Неловко встала в проходе на Хоуп-стрит, прикуривая сигаретку. Мое сознание мечется между домом и выпивкой, воздерживаясь от окончательного решения, ибо знает, что будет дальше. Я думаю о Джеко. Он мне на хуй не сдался, но сейчас мне хотелось бы побыть возле него. Бычок обжигает мне большой палец еще до того, как я успеваю сделать хоть одну затяжку. Зажигаю другую.
Стройный силуэт неуверенно ковыляет по дороге. Причем одетый так, как полагается шлюхе — каблуки, юбка, вихляющая задница. Я уже настолько бухая, что понимаю, это она — девочка, которая тогда была в «Блэкберне». Она движется мимо Собора. Я набираюсь храбрости и иду следом. Ослепительный свет фар настигает ее, и становится видно, что это шустрая, нахальная пацанка. Водитель сбрасывает скорость и оценивает ее долгим придирчивым взглядом, но либо ему не понравилось, что он увидел, либо очко взыграло. Он срывается с места, скрежет шин пропарывает ненормальное оцепенение ночи.
Я остаюсь на своей стороне тротуара, пытаюсь поравняться с ней. Когда расстояние между нами равно не более ширины дороги, я понемногу снова отстаю. Теперь можно как следует рассмотреть ее. Она приостанавливается у газетных киосков, одергивает юбку и небрежным движением выпячивает задик, классический жест уличной девки, типа она только что проснулась.
Моя пизда волнуется. Я глубоко всасываю воздух, собираясь пересечь дорогу. Я обоссываюсь, дойдя до точки кипения, готовая и ожидающая повода сделать решительный шаг, но меня парализует страх. Я решаюсь. Я делаю прыжок. Перехожу улицу и приближаюсь к ней, настолько небрежно, мне позволяют глухо бьющееся сердце и перевозбужденная вагина.

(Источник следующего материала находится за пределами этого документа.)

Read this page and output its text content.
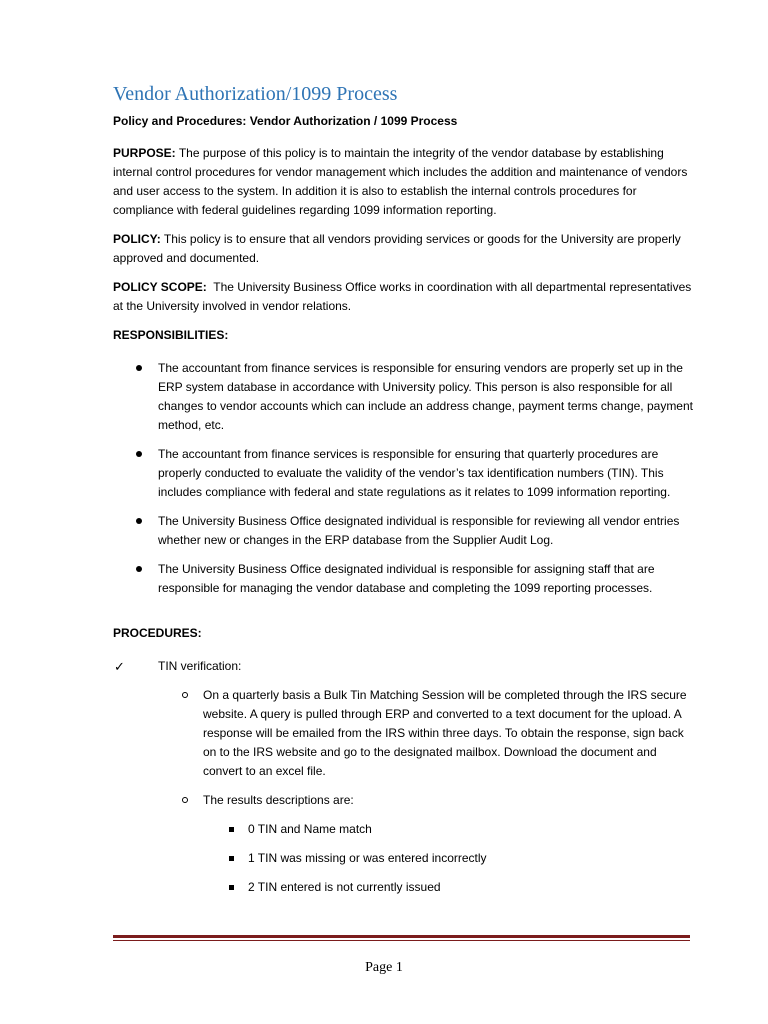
Vendor Authorization/1099 Process
Policy and Procedures: Vendor Authorization / 1099 Process

PURPOSE: The purpose of this policy is to maintain the integrity of the vendor database by establishing internal control procedures for vendor management which includes the addition and maintenance of vendors and user access to the system. In addition it is also to establish the internal controls procedures for compliance with federal guidelines regarding 1099 information reporting.

POLICY: This policy is to ensure that all vendors providing services or goods for the University are properly approved and documented.

POLICY SCOPE: The University Business Office works in coordination with all departmental representatives at the University involved in vendor relations.

RESPONSIBILITIES:
The accountant from finance services is responsible for ensuring vendors are properly set up in the ERP system database in accordance with University policy. This person is also responsible for all changes to vendor accounts which can include an address change, payment terms change, payment method, etc.
The accountant from finance services is responsible for ensuring that quarterly procedures are properly conducted to evaluate the validity of the vendor’s tax identification numbers (TIN). This includes compliance with federal and state regulations as it relates to 1099 information reporting.
The University Business Office designated individual is responsible for reviewing all vendor entries whether new or changes in the ERP database from the Supplier Audit Log.
The University Business Office designated individual is responsible for assigning staff that are responsible for managing the vendor database and completing the 1099 reporting processes.
PROCEDURES:
✓	TIN verification:
On a quarterly basis a Bulk Tin Matching Session will be completed through the IRS secure website. A query is pulled through ERP and converted to a text document for the upload. A response will be emailed from the IRS within three days. To obtain the response, sign back on to the IRS website and go to the designated mailbox. Download the document and convert to an excel file.
The results descriptions are:
0 TIN and Name match
1 TIN was missing or was entered incorrectly
2 TIN entered is not currently issued
Page 1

Вблизи она жестче и взволнованней. Она не совсем здесь. За наркотическим блеском в ее глазах пульсирует некая темная безнадега. Она грубо накрашена и носит свой грим словно маску — слой-на слой-на слой, словно он должен спрятать ее ото всех, кто пялится на нее. Единственное, что сексуально в ней, это то, что она — блядь.
У нее раскрывается рот, когда она видит меня, но шок быстро проходит, и губы кривятся в мрачной гримасе.
— Ну? — рычит она. — Течевонадо?
Ее верхняя губа от неприязни дергается вверх, приоткрывая крупные, песчаного цвета зубы. Почему-то я перестаю ее боятся.
— У тебя есть куда нам можно пойти?
— Ты про что?
— Мы с тобой можем куда-нибудь вместе пойти?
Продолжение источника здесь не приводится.